Il controller N64 è stato un’introduzione strana ma essenziale ai joystick

Negli annali della storia dei giochi, non c’è controller più conosciuto del pezzo di plastica a tre punte fornito con il Nintendo 64. Probabilmente per alcuni motivi. C’è il design unico, che lo rende immediatamente e inconfondibilmente riconoscibile come il gamepad dell’N64. C’è la popolarità della console, che ha contribuito a cementare Nintendo come uno dei nomi definitivi nei giochi.

Ma la parte più importante del controller N64 non è il design o la scatola a cui è collegato: era il joystick, che ha introdotto milioni di persone in un nuovo modo di controllare i giochi e ha aperto la strada ai moderni giochi 3D che sono praticamente standard oggi.

Nintendo non ha inventato il joystick o l’idea di usarlo per i giochi, ma ha reso popolare il joystick come opzione di controllo predefinita per i giochi tradizionali in un modo che nessun altro aveva fatto prima. Prima dell’N64, i joystick erano limitati in gran parte agli appassionati di simulatori di volo che cercavano la piattaforma più realistica per rispecchiare il volo reale. Ma il controller N64 offriva un joystick come schema di controllo principale per ogni tipo di gioco e lo mise davanti e al centro nelle mani dei giocatori.

Uno dei motivi di questa decisione è stato il passaggio ai giochi 3D, un cambiamento che Nintendo ha aiutato a introdurre l’N64. Muoversi in un mondo tridimensionale poligonale significava che i giocatori avevano bisogno della capacità di navigare più liberamente di quanto consentirebbe un tradizionale D-pad (progettato per pixel simili a griglia sulle console precedenti). È qualcosa che si riflette nel mio spunto di design preferito del joystick N64: il pozzo ottagonale in cui poggia, che indica sottilmente i giocatori verso le otto direzioni cardinali in cui possono inclinare lo stick e successivamente spostare il loro personaggio sullo schermo. (È anche un dettaglio che Nintendo ha mantenuto sulle sue console successive fino a Wii U.)

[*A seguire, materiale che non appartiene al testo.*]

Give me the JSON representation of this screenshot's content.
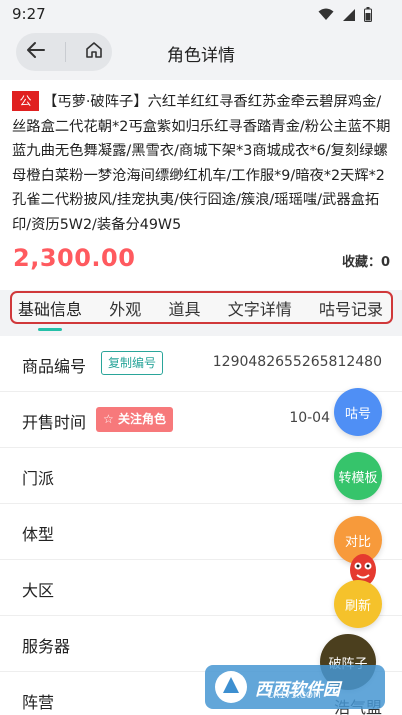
{
  "status_bar": {
    "time": "9:27"
  },
  "header": {
    "title": "角色详情"
  },
  "listing": {
    "tag": "公",
    "description": "【丐萝·破阵子】六红羊红红寻香红苏金牵云碧屏鸡金/丝路盒二代花朝*2丐盒紫如归乐红寻香踏青金/粉公主蓝不期蓝九曲无色舞凝露/黑雪衣/商城下架*3商城成衣*6/复刻绿螺母橙白菜粉一梦沧海间缥缈红机车/工作服*9/暗夜*2天辉*2孔雀二代粉披风/挂宠执夷/侠行囧途/簇浪/瑶瑶嗤/武器盒拓印/资历5W2/装备分49W5",
    "price": "2,300.00",
    "favorites_label": "收藏：",
    "favorites_count": "0"
  },
  "tabs": [
    "基础信息",
    "外观",
    "道具",
    "文字详情",
    "咕号记录"
  ],
  "active_tab": 0,
  "info_rows": [
    {
      "label": "商品编号",
      "button": "复制编号",
      "value": "1290482655265812480"
    },
    {
      "label": "开售时间",
      "button": "关注角色",
      "value": "10-04"
    },
    {
      "label": "门派",
      "value": ""
    },
    {
      "label": "体型",
      "value": ""
    },
    {
      "label": "大区",
      "value": ""
    },
    {
      "label": "服务器",
      "value": ""
    },
    {
      "label": "阵营",
      "value": ""
    }
  ],
  "floating_buttons": {
    "account": "咕号",
    "template": "转模板",
    "compare": "对比",
    "refresh": "刷新",
    "partial_text": "破阵子",
    "bottom_text": "浩气盟"
  },
  "watermark": {
    "text": "西西软件园",
    "sub": "CR173.COM"
  },
  "colors": {
    "accent": "#25c0a8",
    "price": "#ff5a5f",
    "tab_border": "#d0383a",
    "tag_red": "#e02020",
    "follow_button": "#f7797b",
    "fab_blue": "#4f8ff5",
    "fab_green": "#36c46b",
    "fab_orange": "#f79a3b",
    "fab_yellow": "#f5c22b"
  },
  "icons": {
    "back": "arrow-left-icon",
    "home": "home-icon",
    "wifi": "wifi-icon",
    "signal": "signal-icon",
    "battery": "battery-icon",
    "star": "star-icon"
  }
}
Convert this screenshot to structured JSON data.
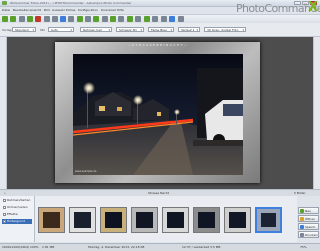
{
  "window": {
    "title": "Wohnzimmer Fotos-2013 (...) PHOTOCommander - Ashampoo Photo Commander",
    "buttons": [
      "–",
      "□",
      "✕"
    ]
  },
  "logo": {
    "text": "PhotoCommander",
    "mark": "X"
  },
  "menu": [
    "Datei",
    "Bearbeiten",
    "Ansicht",
    "Bild",
    "Auswahl",
    "Extras",
    "Konfiguration",
    "Download",
    "Hilfe"
  ],
  "toolbar": {
    "accent": "#5aa02c"
  },
  "options": {
    "label_1": "Vorlage",
    "combo_1": "Standard",
    "label_2": "Stil",
    "combo_2": "Auto",
    "combo_3": "Rahmen hell",
    "combo_4": "Schwarz 3D",
    "combo_5": "Farbe Blau",
    "combo_6": "Verlauf 1",
    "combo_7": "30 Grau, dunkel Foto"
  },
  "canvas": {
    "frame_title": "~ S T R A S S E   B E I   N A C H T ~",
    "photo_caption": "www.example.de",
    "status_left": "•",
    "status_center": "Strasse Nacht",
    "status_right": "5 Bilder"
  },
  "film_panel": {
    "items": [
      "Rahmen/Karten",
      "Ordner/Laden",
      "Effekte",
      "Hintergrund"
    ]
  },
  "side_buttons": [
    "Neu",
    "Öffnen",
    "Speich.",
    "Drucken"
  ],
  "statusbar": {
    "dimensions": "1600x1200(24bit)",
    "zoom": "100%",
    "size": "1.81 MB",
    "date": "Montag, 4. Dezember 2013, 22:18:08",
    "info": "12:37 / Lesbarkeit 3,5 MB",
    "zoom_right": "75%"
  }
}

Ma la magia del controller dell’N64 è il modo in cui Nintendo ha utilizzato il design per insegnare ai giocatori come utilizzare il nuovo joystick e navigare su nuovi piani. La strana impugnatura del terzo controller ha permesso di tenere il controller N64 sulle due impugnature esterne come un controller “normale”, ma lo stick montato al centro incoraggia i giocatori a vederlo come lo schema di controllo principale. E l’impugnatura in gomma testurizzata si appoggia naturalmente sotto il pollice, facilitando l’inclinazione in qualsiasi direzione.

Il joystick consentiva anche un movimento più sottile rispetto a un tradizionale D-pad. In Super Mario 64, i giocatori vengono introdotti all’idea che possono spingere forte il joystick per correre ma inclinarlo leggermente per camminare. Più avanti nel gioco, possono persino usarlo per volare liberamente in tre dimensioni.

L’hardware ha avuto problemi. Il meccanismo era soggetto a usura e allentamento nel tempo, richiedendo una corretta manutenzione, lubrificazione e sostituzione. Ma è importante ricordare che era anche un prodotto di prima generazione, rilasciato in un momento in cui i maggiori concorrenti di Nintendo, l’originale PlayStation e Sega Saturn, erano stati spediti solo con D-pad vecchio stile. (Entrambi avrebbero in seguito rilasciato controller con joystick dopo il rilascio dell’N64.)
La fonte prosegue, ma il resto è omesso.